# Universal constructions throughout mathematics

Here are the notes I wrote for the talk I am giving at the Canadian Undergraduate Mathematics Conference.

My talk is meant as a friendly introduction to category theory and to the notion of a universal arrow.

Edit: corrected a couple of mistakes in my original document. If you find any more, please let me know.

# Multiplicative sets

This problem is taken from Atiyah-Macdonald.

A multiplicatively closed subset $S$ of a ring $A$ is said to be saturated if

$xy \in S \Leftrightarrow x \in S \mbox{ and } y \in S$.

Prove that

(i) $S$ is saturated $\Leftrightarrow A-S$ is a union of prime ideals.

(ii) If $S$ is any multiplicatively closed subset of $A$, there is a unique smallest saturated multiplicatively closed subset $\overline{S}$ containing $S$, and that $\overline{S}$ is the complement in $A$ of the union of the prime ideals which do not meet $S$. ($\overline{S}$ is called the saturation of $S$.)

Solution:

(i) This is trivial if $0 \in S$, since then $S=A$ and $A$ is a union of prime ideals. So suppose otherwise. Let $a \in A-S$; we will show that $a$ is contained in a prime ideal contained in $A-S$. Let $\Sigma$ denote the collection of ideals containing $(a)$ and contained in $A-S$, partially ordered by inclusion. $\Sigma$ is nonempty since $(a)$ \in $\Sigma$; indeed, since $a \notin S$ and $S$ is saturated, $ca \notin S$ for every $c \in A$. Moreover, it is clear that every chain in $\Sigma$ has an upper bound — simply take the union of all ideals in the chain. So, by Zorn’s theorem, $\Sigma$ has a maximal element $P$. We will show that $P$ is prime. Suppose otherwise; then there exist $u, v \in A-P$ such that $uv \in P$. The ideals $(P, u)$ and $(P, v)$ strictly contain $P$, so they do not lie in $\Sigma$ by the maximality of $P$. So there exists $s \in S$ such that $s=m+ux$, with $m \in P$, and $s' \in S$ such that $s'=m'+ux'$, where $m' \in P$. Multiplying these two equations, we have $ss'=mm'+mux'+m'vx+uvxx'$. This lies in $P$ since $uv \in P$, and it lies in $S$ since $S$ is multiplicatively closed; this is a contradiction. Thus $P$ is a prime ideal.

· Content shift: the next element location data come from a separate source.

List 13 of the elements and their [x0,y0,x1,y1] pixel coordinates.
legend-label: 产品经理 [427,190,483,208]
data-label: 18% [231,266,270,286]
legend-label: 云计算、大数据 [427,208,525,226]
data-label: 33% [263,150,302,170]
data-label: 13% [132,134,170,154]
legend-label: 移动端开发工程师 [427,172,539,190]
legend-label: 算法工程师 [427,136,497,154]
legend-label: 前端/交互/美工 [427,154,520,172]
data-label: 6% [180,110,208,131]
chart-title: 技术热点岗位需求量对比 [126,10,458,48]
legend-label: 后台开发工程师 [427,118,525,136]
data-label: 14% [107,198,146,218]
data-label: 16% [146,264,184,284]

(ii) Let $\overline{S}$ denote the intersection of all saturated, multiplicatively closed subsets of $A$ containing $S$. This is nonempty since for example $A$ is such a set. It is easy to see that $\overline{S}$ is saturated and multiplicatively closed, and clearly it is the smallest saturated, multiplicatively closed subset of $A$ containing $S$. Since $A\backslash \overline{S}$ is a union of prime ideals by (i), and since $A \backslash \overline{S} \subset A \backslash S$, we see that  $A \backslash \overline{S}$ is a union of prime ideals contained in $A \backslash S$, i.e. a union of prime ideals not intersecting $S$. Since $\overline{S}$ is minimal, $A\backslash \overline{S}$ must in fact be the union of all such prime ideals.